Silicon dominates the microelectronics industry but it is not used in photonic applications because it does not emit light efficiently. Last year, however, researchers at the University of California at Los Angeles discovered a way to exploit the Raman effect and achieve laser action in silicon, although their device needed an eight metre long optical fibre to work. The Raman effect, which uses vibrations in a material to create optical gain, is routinely used in the telecommunications industry to amplify optical signals.

Now, Haisheng Rong and colleagues at Intel labs in Santa Clara, California and Jerusalem in Israel have made a compact all-silicon Raman laser on a single silicon chip. Rong and co-workers started by making an S-shaped silicon waveguide with standard photolithography and etching techniques. The waveguide had an effective core area of about 1.6 square microns and was around 4.8 centimetres long. Next, they fabricated the Raman laser optical cavity by coating one of the waveguide facets with a highly reflecting material.

The Intel team then pumped the cavity with pulses from a laser operating at a wavelength of 1536 nanometres (figure 1). The optical cavity began to lase at a wavelength of 1669.5 nanometres when the pump power reached 0.4 microwatts (figure 2).

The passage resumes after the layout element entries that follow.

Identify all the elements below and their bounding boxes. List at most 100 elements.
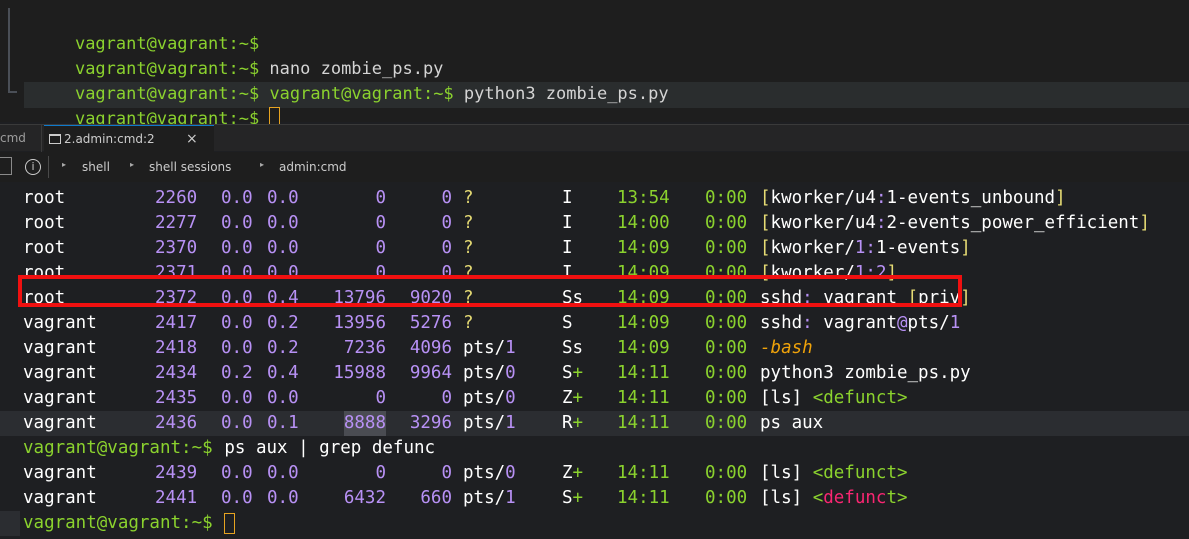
cell-vsz: 15988: [333, 363, 386, 383]
cell-start: 14:09: [617, 338, 670, 358]
cell-user: vagrant: [23, 488, 97, 508]
breadcrumb-item[interactable]: admin:cmd: [279, 160, 347, 174]
process-row: root 2277 0.0 0.0 0 0? I 14:00 0:00 [kworker/u4:2…: [0, 211, 1189, 236]
cell-tty: pts/1: [463, 413, 516, 433]
terminal-line: vagrant@vagrant:~$ vagrant@vagrant:~$ py…: [34, 57, 669, 104]
breadcrumb: i ▸ shell ▸ shell sessions ▸ admin:cmd: [0, 152, 1189, 182]
cell-vsz: 13956: [333, 313, 386, 333]
terminal-line[interactable]: vagrant@vagrant:~$: [0, 511, 1189, 536]
cell-mem: 0.0: [267, 238, 299, 258]
cell-vsz: 8888: [343, 411, 386, 436]
cell-cpu: 0.0: [221, 338, 253, 358]
breadcrumb-item[interactable]: shell sessions: [149, 160, 231, 174]
cell-pid: 2417: [155, 313, 198, 333]
cell-pid: 2418: [155, 338, 198, 358]
cell-vsz: 6432: [343, 488, 386, 508]
cell-mem: 0.0: [267, 388, 299, 408]
cell-pid: 2434: [155, 363, 198, 383]
cell-rss: 0: [441, 188, 452, 208]
process-row: vagrant 2439 0.0 0.0 0 0 pts/0 Z+ 14:11 0:00 [ls] …: [0, 461, 1189, 486]
cell-rss: 9964: [409, 363, 452, 383]
cell-cpu: 0.0: [221, 388, 253, 408]
close-icon[interactable]: ×: [186, 126, 198, 153]
cell-vsz: 7236: [343, 338, 386, 358]
cell-vsz: 0: [375, 388, 386, 408]
cell-mem: 0.4: [267, 363, 299, 383]
tab-admin-cmd-2[interactable]: 2.admin:cmd:2 ×: [44, 125, 214, 152]
cell-cpu: 0.0: [221, 188, 253, 208]
cell-rss: 660: [420, 488, 452, 508]
command-text: ps aux | grep defunc: [213, 438, 436, 458]
highlight-annotation-box: [18, 275, 962, 307]
cell-pid: 2260: [155, 188, 198, 208]
cell-stat: Ss: [562, 338, 584, 358]
cell-tty: pts/1: [463, 488, 516, 508]
terminal-line[interactable]: vagrant@vagrant:~$: [34, 82, 281, 129]
process-row: root 2260 0.0 0.0 0 0? I 13:54 0:00 [kworker/u4:1…: [0, 186, 1189, 211]
process-row: vagrant 2441 0.0 0.0 6432 660 pts/1 S+ 14:11 0:00…: [0, 486, 1189, 511]
cell-pid: 2435: [155, 388, 198, 408]
info-icon[interactable]: i: [25, 159, 41, 175]
process-row: vagrant 2434 0.2 0.4 15988 9964 pts/0 S+ 14:11 0:…: [0, 361, 1189, 386]
cell-cpu: 0.0: [221, 313, 253, 333]
chevron-right-icon: ▸: [260, 160, 265, 169]
cell-user: root: [23, 188, 66, 208]
cell-start: 14:11: [617, 388, 670, 408]
terminal-line: vagrant@vagrant:~$ ps aux | grep defunc: [0, 436, 1189, 461]
cell-pid: 2370: [155, 238, 198, 258]
cell-cmd: ps aux: [760, 413, 824, 433]
cell-tty: ?: [463, 188, 474, 208]
cell-stat: S: [562, 313, 573, 333]
cell-user: vagrant: [23, 463, 97, 483]
tab-cmd[interactable]: cmd: [0, 125, 42, 152]
cell-cmd: [ls] <defunct>: [760, 388, 908, 408]
cell-cpu: 0.0: [221, 213, 253, 233]
cell-tty: pts/0: [463, 463, 516, 483]
cell-rss: 0: [441, 463, 452, 483]
cell-vsz: 0: [375, 238, 386, 258]
cell-pid: 2436: [155, 413, 198, 433]
cell-mem: 0.0: [267, 188, 299, 208]
process-row: root 2370 0.0 0.0 0 0? I 14:09 0:00 [kworker/1:1-…: [0, 236, 1189, 261]
cell-mem: 0.0: [267, 488, 299, 508]
process-row: vagrant 2435 0.0 0.0 0 0 pts/0 Z+ 14:11 0:00 [ls] …: [0, 386, 1189, 411]
cell-cmd: [kworker/1:1-events]: [760, 238, 971, 258]
cell-vsz: 0: [375, 463, 386, 483]
terminal-line: vagrant@vagrant:~$: [34, 7, 259, 54]
cell-tty: pts/1: [463, 338, 516, 358]
process-row: vagrant 2418 0.0 0.2 7236 4096 pts/1 Ss 14:09 0:0…: [0, 336, 1189, 361]
cell-time: 0:00: [705, 338, 748, 358]
cell-start: 14:11: [617, 363, 670, 383]
breadcrumb-item[interactable]: shell: [82, 160, 110, 174]
cell-mem: 0.2: [267, 313, 299, 333]
cell-vsz: 0: [375, 188, 386, 208]
upper-terminal-pane[interactable]: vagrant@vagrant:~$ vagrant@vagrant:~$ na…: [0, 0, 1189, 129]
prompt: vagrant@vagrant:~$: [269, 84, 454, 104]
process-row: vagrant 2436 0.0 0.1 8888 3296 pts/1 R+ 14:11 0:0…: [0, 411, 1189, 436]
cell-stat: I: [562, 188, 573, 208]
cell-start: 14:09: [617, 238, 670, 258]
cell-time: 0:00: [705, 238, 748, 258]
cell-time: 0:00: [705, 413, 748, 433]
cell-rss: 5276: [409, 313, 452, 333]
text-cursor: [223, 513, 235, 534]
lower-terminal-pane[interactable]: root 2260 0.0 0.0 0 0? I 13:54 0:00 [kworker/u4:1…: [0, 183, 1189, 539]
cell-cmd: sshd: vagrant@pts/1: [760, 313, 961, 333]
cell-tty: pts/0: [463, 388, 516, 408]
cell-tty: pts/0: [463, 363, 516, 383]
terminal-line: vagrant@vagrant:~$ nano zombie_ps.py: [34, 32, 443, 79]
cell-user: vagrant: [23, 363, 97, 383]
prompt: vagrant@vagrant:~$: [23, 438, 213, 458]
cell-cpu: 0.2: [221, 363, 253, 383]
cell-start: 14:11: [617, 463, 670, 483]
cell-rss: 0: [441, 213, 452, 233]
cell-user: root: [23, 238, 66, 258]
cell-user: vagrant: [23, 388, 97, 408]
chevron-right-icon: ▸: [62, 160, 67, 169]
cell-pid: 2441: [155, 488, 198, 508]
cell-start: 14:11: [617, 488, 670, 508]
cell-cpu: 0.0: [221, 238, 253, 258]
cell-tty: ?: [463, 238, 474, 258]
cell-stat: R+: [562, 413, 584, 433]
cell-start: 14:11: [617, 413, 670, 433]
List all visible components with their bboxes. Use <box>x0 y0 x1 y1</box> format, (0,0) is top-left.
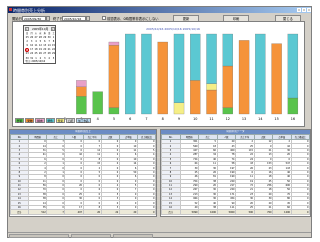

At present the device can only operate for about 100 nanoseconds before a process called two-photon absorption stops the laser action.

"The laser was fabricated in an existing Fab using standard high-volume manufacturing processes," says Victor Krutul, technology strategist for silicon photonics at Intel. "Intel, as well as other researchers, is now working to solve the two-photon absorption problem so that the real breakthrough -- a continuous-wave silicon laser -- can be attained." Krutul adds that the goal of the company's silicon photonics research programme is to "siliconize" all the components needed to build a device known as a transceiver.